Хорошо, что в неизвестном, ведь назавтра разъярённые немцы пытали меня, дознаваясь, где находится сейчас мой племянник, но ничего вразумительного я им сообщить не мог и поклялся в этом именем Божьим, и нисколько не покривил душой.
Поверь мне, дочь моя, до сих пор мне ничего не известно о судьбе беглецов, хотя я пытался выяснить у властей победителей что-нибудь об участи этой группы, но они или впрямь не знают ничего или надёжно скрывают правду. Будем надеяться с тобой на лучший исход и помолимся за них Господу нашему…

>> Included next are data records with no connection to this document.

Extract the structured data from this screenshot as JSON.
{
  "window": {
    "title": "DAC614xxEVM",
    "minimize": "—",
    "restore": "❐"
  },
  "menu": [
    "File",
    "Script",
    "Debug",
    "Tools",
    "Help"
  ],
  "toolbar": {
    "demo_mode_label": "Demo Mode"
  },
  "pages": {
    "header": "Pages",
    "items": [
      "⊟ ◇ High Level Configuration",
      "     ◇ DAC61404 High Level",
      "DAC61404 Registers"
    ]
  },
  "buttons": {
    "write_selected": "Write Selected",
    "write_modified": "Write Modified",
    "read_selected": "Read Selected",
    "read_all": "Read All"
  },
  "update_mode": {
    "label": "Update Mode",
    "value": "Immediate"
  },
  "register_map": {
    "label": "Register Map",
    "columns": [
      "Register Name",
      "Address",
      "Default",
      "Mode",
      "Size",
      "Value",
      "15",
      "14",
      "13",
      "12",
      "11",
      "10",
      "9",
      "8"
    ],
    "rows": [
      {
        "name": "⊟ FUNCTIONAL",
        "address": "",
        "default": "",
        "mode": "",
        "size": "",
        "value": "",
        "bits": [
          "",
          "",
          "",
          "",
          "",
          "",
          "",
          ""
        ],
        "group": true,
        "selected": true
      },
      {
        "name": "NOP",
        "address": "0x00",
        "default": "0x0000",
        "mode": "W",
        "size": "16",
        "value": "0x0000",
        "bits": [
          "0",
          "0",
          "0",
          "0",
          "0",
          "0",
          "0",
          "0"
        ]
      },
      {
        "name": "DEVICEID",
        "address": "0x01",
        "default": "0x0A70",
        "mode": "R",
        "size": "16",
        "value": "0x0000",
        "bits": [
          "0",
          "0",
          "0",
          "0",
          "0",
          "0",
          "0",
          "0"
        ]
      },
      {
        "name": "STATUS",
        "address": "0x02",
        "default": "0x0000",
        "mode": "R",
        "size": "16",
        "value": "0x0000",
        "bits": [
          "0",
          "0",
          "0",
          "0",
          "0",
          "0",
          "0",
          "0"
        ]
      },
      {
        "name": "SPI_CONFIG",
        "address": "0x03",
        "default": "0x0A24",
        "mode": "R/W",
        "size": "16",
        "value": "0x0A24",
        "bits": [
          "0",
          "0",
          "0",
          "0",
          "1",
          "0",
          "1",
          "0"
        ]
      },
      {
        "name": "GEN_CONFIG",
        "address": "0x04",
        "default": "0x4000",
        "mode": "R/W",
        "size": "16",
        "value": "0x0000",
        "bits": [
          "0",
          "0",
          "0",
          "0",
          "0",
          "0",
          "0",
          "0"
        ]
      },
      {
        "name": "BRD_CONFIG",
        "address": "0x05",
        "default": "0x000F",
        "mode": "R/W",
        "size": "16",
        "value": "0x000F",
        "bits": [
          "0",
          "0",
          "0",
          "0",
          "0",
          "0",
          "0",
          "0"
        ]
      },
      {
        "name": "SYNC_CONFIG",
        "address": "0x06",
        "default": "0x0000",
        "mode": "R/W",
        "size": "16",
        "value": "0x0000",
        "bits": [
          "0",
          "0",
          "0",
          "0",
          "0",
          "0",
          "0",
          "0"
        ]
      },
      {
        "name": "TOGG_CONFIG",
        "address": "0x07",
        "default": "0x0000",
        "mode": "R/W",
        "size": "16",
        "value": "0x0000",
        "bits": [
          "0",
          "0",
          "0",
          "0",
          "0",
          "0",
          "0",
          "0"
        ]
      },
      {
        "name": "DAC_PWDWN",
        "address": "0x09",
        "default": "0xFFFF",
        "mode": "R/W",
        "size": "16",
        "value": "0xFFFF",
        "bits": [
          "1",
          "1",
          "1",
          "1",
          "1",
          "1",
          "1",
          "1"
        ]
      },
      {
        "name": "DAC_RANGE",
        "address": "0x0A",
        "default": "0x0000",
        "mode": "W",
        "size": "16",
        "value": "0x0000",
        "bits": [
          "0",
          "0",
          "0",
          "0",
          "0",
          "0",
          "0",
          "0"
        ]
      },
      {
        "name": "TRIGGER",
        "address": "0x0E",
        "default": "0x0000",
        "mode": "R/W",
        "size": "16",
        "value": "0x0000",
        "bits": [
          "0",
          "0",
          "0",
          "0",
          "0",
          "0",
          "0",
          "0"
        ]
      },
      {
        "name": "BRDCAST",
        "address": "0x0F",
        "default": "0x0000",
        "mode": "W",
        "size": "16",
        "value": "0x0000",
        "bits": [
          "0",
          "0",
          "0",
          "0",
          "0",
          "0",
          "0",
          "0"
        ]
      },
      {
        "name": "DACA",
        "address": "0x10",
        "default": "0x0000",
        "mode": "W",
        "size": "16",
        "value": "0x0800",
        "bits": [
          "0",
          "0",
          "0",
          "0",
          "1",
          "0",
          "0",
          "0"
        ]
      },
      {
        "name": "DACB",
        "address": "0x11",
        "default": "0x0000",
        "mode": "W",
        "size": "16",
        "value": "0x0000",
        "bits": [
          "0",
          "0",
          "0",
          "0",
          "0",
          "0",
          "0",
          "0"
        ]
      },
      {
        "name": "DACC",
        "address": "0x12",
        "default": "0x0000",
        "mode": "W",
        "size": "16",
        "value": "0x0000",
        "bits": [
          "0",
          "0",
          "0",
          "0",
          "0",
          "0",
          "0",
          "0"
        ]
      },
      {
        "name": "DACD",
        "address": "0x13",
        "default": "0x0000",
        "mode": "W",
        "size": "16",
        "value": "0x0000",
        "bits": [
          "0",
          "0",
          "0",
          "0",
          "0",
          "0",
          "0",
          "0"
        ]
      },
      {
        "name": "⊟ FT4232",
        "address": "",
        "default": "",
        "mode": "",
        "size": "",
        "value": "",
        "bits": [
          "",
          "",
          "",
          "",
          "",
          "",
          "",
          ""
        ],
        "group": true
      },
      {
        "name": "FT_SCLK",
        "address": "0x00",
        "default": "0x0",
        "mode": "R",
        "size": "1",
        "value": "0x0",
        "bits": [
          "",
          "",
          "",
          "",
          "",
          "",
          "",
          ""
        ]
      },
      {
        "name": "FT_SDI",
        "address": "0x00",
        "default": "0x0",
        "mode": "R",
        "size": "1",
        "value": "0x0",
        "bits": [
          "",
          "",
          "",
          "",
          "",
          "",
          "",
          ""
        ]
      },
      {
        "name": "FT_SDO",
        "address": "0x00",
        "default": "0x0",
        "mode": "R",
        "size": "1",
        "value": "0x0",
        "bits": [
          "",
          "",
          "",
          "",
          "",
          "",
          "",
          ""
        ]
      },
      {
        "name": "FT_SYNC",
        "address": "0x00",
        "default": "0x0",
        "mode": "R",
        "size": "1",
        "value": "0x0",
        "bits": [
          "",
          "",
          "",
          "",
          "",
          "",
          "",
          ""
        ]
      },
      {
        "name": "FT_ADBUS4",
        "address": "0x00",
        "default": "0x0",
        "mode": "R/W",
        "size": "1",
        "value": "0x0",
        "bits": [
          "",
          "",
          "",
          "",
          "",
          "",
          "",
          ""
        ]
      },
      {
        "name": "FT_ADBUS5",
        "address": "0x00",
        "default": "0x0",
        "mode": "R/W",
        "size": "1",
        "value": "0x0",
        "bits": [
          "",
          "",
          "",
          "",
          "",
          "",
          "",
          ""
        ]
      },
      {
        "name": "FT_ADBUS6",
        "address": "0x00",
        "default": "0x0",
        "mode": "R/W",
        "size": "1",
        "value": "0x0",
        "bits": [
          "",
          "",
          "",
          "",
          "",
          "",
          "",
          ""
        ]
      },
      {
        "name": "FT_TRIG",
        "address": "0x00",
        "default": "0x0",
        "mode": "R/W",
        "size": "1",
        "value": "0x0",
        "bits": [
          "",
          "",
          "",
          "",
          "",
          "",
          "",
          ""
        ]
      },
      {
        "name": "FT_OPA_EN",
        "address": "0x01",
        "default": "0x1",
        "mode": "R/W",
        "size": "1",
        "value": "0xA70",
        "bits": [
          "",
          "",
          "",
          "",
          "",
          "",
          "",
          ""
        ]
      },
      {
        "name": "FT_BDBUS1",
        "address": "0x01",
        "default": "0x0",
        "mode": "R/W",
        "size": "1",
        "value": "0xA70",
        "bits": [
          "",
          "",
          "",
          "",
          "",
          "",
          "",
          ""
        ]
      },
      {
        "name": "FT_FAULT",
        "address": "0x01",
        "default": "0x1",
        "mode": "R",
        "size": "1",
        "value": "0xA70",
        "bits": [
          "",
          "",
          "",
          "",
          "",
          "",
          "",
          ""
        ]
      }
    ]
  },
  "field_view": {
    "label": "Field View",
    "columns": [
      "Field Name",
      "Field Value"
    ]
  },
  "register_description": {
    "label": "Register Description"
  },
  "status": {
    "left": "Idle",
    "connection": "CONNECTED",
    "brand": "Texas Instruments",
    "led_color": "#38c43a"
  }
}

А теперь поговорим о тебе и твоих детках, дочь моя Фрося… Алесь меня очень просил — в случае, если, не дай Бог, с ним произойдёт что-то ужасное или сложится ситуация, подобная этой, разыскать вас и оказать всяческую помощь. И, безусловно, я не мог отказать ему в этой просьбе, он единственный мой племянник, оставшийся от рано упокоенной моей сестры, я его любил с детства и многое сделал из того, что в моих силах, чтобы он получил достойное образование, воспитание и обзавёлся добропорядочной семьёй.
Мой грех, ох, мой грех, что я воспротивился вашему браку, за это вы — в большей степени — и я несём Божье наказание. Но, что сделано, того не вернёшь, поэтому выслушай старика и попробуй внять доброму совету…
Ты должна знать, что в любом случае, пока я жив, вас не оставлю без поддержки — ни тебя, ни всех твоих трёх деток, среди которых мой кровный внук.
Так вот, пока не закончится окончательно война и пока всё вокруг не успокоится, оставайся в своей деревне, подальше от лукавого, что сидит в душах злобных людей. Я буду наведываться к вам как можно чаще и постараюсь сделать всё, что в моих силах и возможностях, чтобы облегчить твою участь.
Где находится деревня, в которой ты нынче проживаешь, где вы с Алесем свили греховное гнездо, я знаю, и даже если бы ты не пришла сегодня ко мне, я бы вас всё равно отыскал…
Я буду постоянно справляться о судьбе той группы партизан, бежавших вместе с Алесем и, возможно, мне повезёт и удастся что-то выяснить, и при любой вести я буду держать тебя в курсе, какой бы не была эта весть. А пока буду молиться за жизнь своего племянника, за тебя и твоих деток…
Фрося снова упала на колени перед ксёндзом Вальдемаром и стала целовать ему руки:
— Святой отец, я не могу подыскать нужные слова для выражения своей благодарности за то, что не убили во мне надежду, за Ваше доброе и отзывчивое сердце. Я буду каждый день вместе с вами молить Бога, чтоб даровал жизнь моему любимому человеку…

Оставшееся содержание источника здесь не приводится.